Um dos filhos do casal chegou na residência por volta de 11h30, encontrou os corpos em um cômodo da casa e acionou o Serviço de Atendimento Móvel de Urgência (Samu). Quando os socorristas chegaram ao local, o casal já estava em óbito.

De acordo com a delegada Larissa Franco Serpa, da Delegacia Especializada de Atendimento à Mulher (Deam), o casal estava junto há mais de 30 anos e não havia histórico de violência registrado.

Em conversa preliminar com os familiares, foi repassado à Polícia Civil que a mulher desejava a separação e o homem não.
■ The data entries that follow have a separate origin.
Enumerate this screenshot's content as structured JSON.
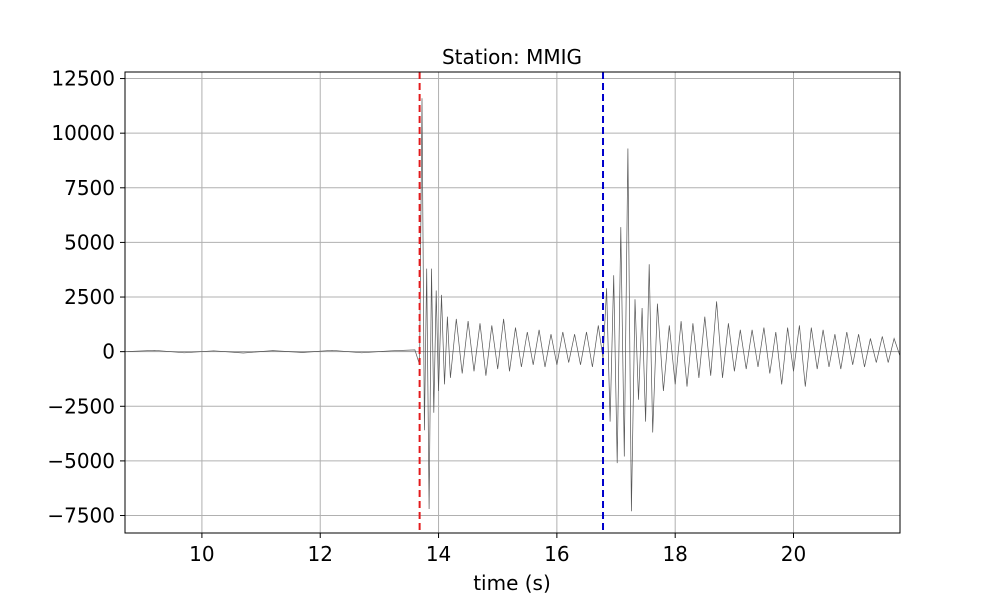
{
  "chart_data": {
    "type": "line",
    "title": "Station: MMIG",
    "xlabel": "time (s)",
    "ylabel": "",
    "xlim": [
      8.7,
      21.8
    ],
    "ylim": [
      -8300,
      12800
    ],
    "grid": true,
    "x_ticks": [
      10,
      12,
      14,
      16,
      18,
      20
    ],
    "y_ticks": [
      -7500,
      -5000,
      -2500,
      0,
      2500,
      5000,
      7500,
      10000,
      12500
    ],
    "x_tick_labels": [
      "10",
      "12",
      "14",
      "16",
      "18",
      "20"
    ],
    "y_tick_labels": [
      "−7500",
      "−5000",
      "−2500",
      "0",
      "2500",
      "5000",
      "7500",
      "10000",
      "12500"
    ],
    "colors": {
      "trace": "#555555",
      "p_pick": "#e31a1c",
      "s_pick": "#0000cc",
      "grid": "#b0b0b0",
      "zero_line": "#999999"
    },
    "series": [
      {
        "x": [
          8.7,
          9.2,
          9.7,
          10.2,
          10.7,
          11.2,
          11.7,
          12.2,
          12.7,
          13.2,
          13.6,
          13.68,
          13.72,
          13.76,
          13.8,
          13.84,
          13.88,
          13.92,
          13.96,
          14.0,
          14.05,
          14.1,
          14.15,
          14.2,
          14.3,
          14.4,
          14.5,
          14.6,
          14.7,
          14.8,
          14.9,
          15.0,
          15.1,
          15.2,
          15.3,
          15.4,
          15.5,
          15.6,
          15.7,
          15.8,
          15.9,
          16.0,
          16.1,
          16.2,
          16.3,
          16.4,
          16.5,
          16.6,
          16.7,
          16.78,
          16.84,
          16.9,
          16.96,
          17.02,
          17.08,
          17.14,
          17.2,
          17.26,
          17.32,
          17.38,
          17.44,
          17.5,
          17.56,
          17.62,
          17.7,
          17.8,
          17.9,
          18.0,
          18.1,
          18.2,
          18.3,
          18.4,
          18.5,
          18.6,
          18.7,
          18.8,
          18.9,
          19.0,
          19.1,
          19.2,
          19.3,
          19.4,
          19.5,
          19.6,
          19.7,
          19.8,
          19.9,
          20.0,
          20.1,
          20.2,
          20.3,
          20.4,
          20.5,
          20.6,
          20.7,
          20.8,
          20.9,
          21.0,
          21.1,
          21.2,
          21.3,
          21.4,
          21.5,
          21.6,
          21.7,
          21.8
        ],
        "y": [
          0,
          60,
          -50,
          40,
          -60,
          50,
          -40,
          60,
          -50,
          40,
          80,
          -600,
          11600,
          -3600,
          3800,
          -7200,
          3800,
          -2800,
          2800,
          -1800,
          2600,
          -1500,
          1600,
          -1200,
          1500,
          -1000,
          1400,
          -900,
          1300,
          -1100,
          1200,
          -800,
          1500,
          -900,
          1100,
          -700,
          900,
          -600,
          1000,
          -700,
          800,
          -600,
          900,
          -500,
          800,
          -600,
          900,
          -700,
          1200,
          -300,
          2900,
          -3200,
          3500,
          -5100,
          5700,
          -4800,
          9300,
          -7300,
          2400,
          -2200,
          2000,
          -3200,
          4000,
          -3700,
          2200,
          -1800,
          1200,
          -1500,
          1400,
          -1600,
          1300,
          -1200,
          1600,
          -1100,
          2300,
          -1200,
          1300,
          -900,
          1000,
          -800,
          1000,
          -700,
          1100,
          -1000,
          900,
          -1500,
          1100,
          -900,
          1200,
          -1600,
          1100,
          -800,
          1000,
          -700,
          800,
          -800,
          900,
          -600,
          800,
          -700,
          600,
          -500,
          700,
          -500,
          600,
          -200
        ]
      }
    ],
    "vlines": [
      {
        "x": 13.68,
        "color": "#e31a1c",
        "style": "dashed"
      },
      {
        "x": 16.78,
        "color": "#0000cc",
        "style": "dashed"
      }
    ]
  }
}
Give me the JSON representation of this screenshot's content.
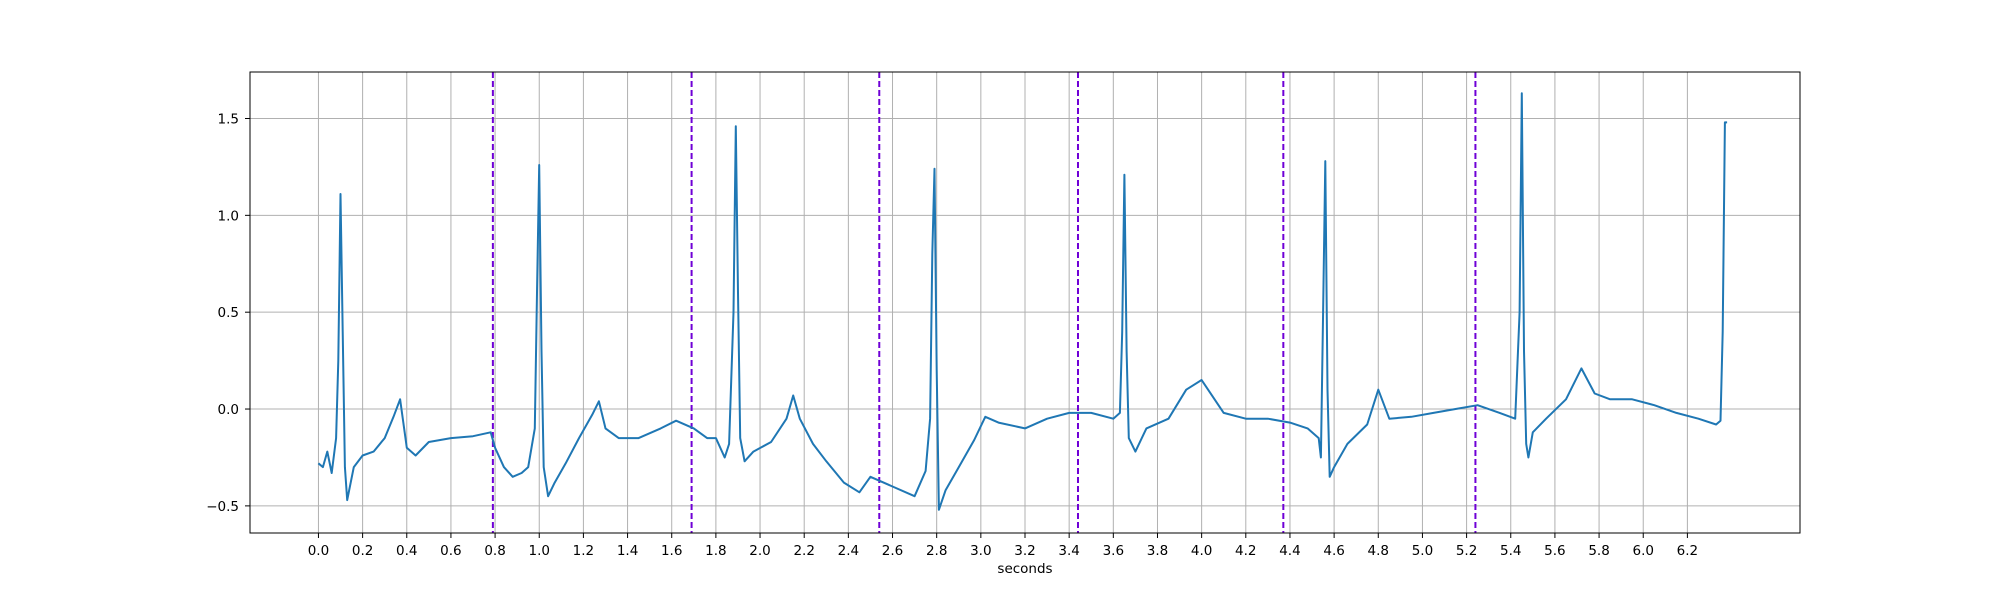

Além disso, ele já estaria resolvendo pendências que davam indícios da possível intenção de cometer o crime.

"É importante destacar que essa vítima já havia manifestado para a família que desejava se separar, e havia uma espécie de resistência por parte do autor de encerrar esse relacionamento, embora houvesse esse desejo dela", disse a delegada.

"O suposto autor também teria encaminhado alguns áudios para o filho, algumas informações a respeito de coisas deixadas, enfim, como se ele estivesse tentando resolver algumas coisas depois que tivesse partido. Ele não fala isso de modo expresso, mas ele encaminha algumas mensagens para o filho", acrescenta.

A delegada ressalta que ainda não é possível afirmar se o crime foi premeditado, pois as investigações foram recém iniciadas para apurar todas as circunstâncias e delimitar como foi praticado o crime, que será registrado como feminicídio.

A forma como os corpos foram encontrados e marcas de defesa na vítima apontam que houve um embate e que, provavelmente, segundo a delegada, houve uma tentativa da vítima se desvencilhar das agressões.

Não foram divulgadas informações sobre quantas facadas foram desferidas contra a vítima e quais os locais atingidos.

Uma vizinha, que preferiu não se identificar, afirmou que o casal era muito amigo de todos na região e que nunca presenciou brigas ou discussões. " A gente sempre via eles tomando tereré e rindo muito", disse.